Effect of Resource Dependencies on Resource State Recovery

When a resource goes from a running to a non-running state, while the intent to have it running remains unchanged, this transition is called a resource failure. At this point, Oracle Clusterware applies a resource state recovery procedure that may try to restart the resource locally, relocate it to another server, or just stop the dependent resources, depending on the high availability policy for resources and the state of entities at the time.

When two or more resources depend on each other, a failure of one of them may end up causing the other to fail, as well. In most cases, it is difficult to control or even predict the order in which these failures are detected. For example, even if resource A depends on resource B, Oracle Clusterware may detect the failure of resource B after the failure of resource A.

This lack of failure order predictability can cause Oracle Clusterware to attempt to restart dependent resources in parallel, which, ultimately, leads to the failure to restart some resources, because the resources upon which they depend are being restarted out of order.
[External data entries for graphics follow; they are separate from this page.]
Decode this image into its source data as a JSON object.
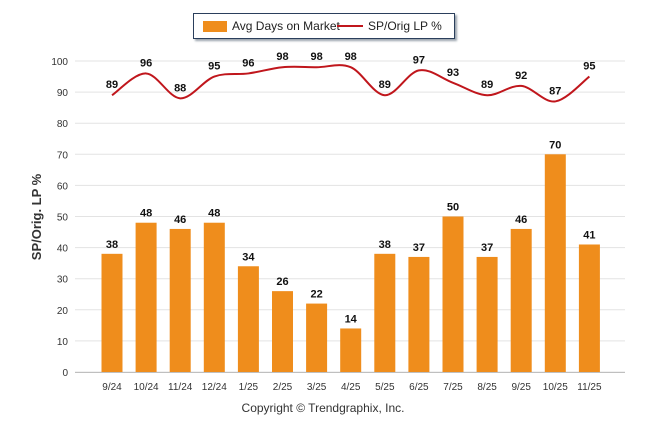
{
  "chart_data": {
    "type": "bar",
    "title": "",
    "xlabel": "",
    "ylabel": "SP/Orig. LP %",
    "ylim": [
      0,
      100
    ],
    "yticks": [
      0,
      10,
      20,
      30,
      40,
      50,
      60,
      70,
      80,
      90,
      100
    ],
    "grid": true,
    "legend_position": "top-center",
    "categories": [
      "9/24",
      "10/24",
      "11/24",
      "12/24",
      "1/25",
      "2/25",
      "3/25",
      "4/25",
      "5/25",
      "6/25",
      "7/25",
      "8/25",
      "9/25",
      "10/25",
      "11/25"
    ],
    "series": [
      {
        "name": "Avg Days on Market",
        "type": "bar",
        "color": "#ef8d1c",
        "values": [
          38,
          48,
          46,
          48,
          34,
          26,
          22,
          14,
          38,
          37,
          50,
          37,
          46,
          70,
          41
        ]
      },
      {
        "name": "SP/Orig LP %",
        "type": "line",
        "color": "#c0161c",
        "values": [
          89,
          96,
          88,
          95,
          96,
          98,
          98,
          98,
          89,
          97,
          93,
          89,
          92,
          87,
          95
        ]
      }
    ]
  },
  "legend": {
    "item1": "Avg Days on Market",
    "item2": "SP/Orig LP %"
  },
  "footer": {
    "copyright": "Copyright © Trendgraphix, Inc."
  }
}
In this case, Oracle Clusterware reattempts to restart the dependent resources locally if either or both the hard stop and pullup dependencies are used. For example, if resource A has either a hard stop dependency or pullup dependency, or both, on resource B, and resource A fails because resource B failed, then Oracle Clusterware may end up trying to restart both resources at the same time. If the attempt to restart resource A fails, then as soon as resource B successfully restarts, Oracle Clusterware reattempts to restart resource A.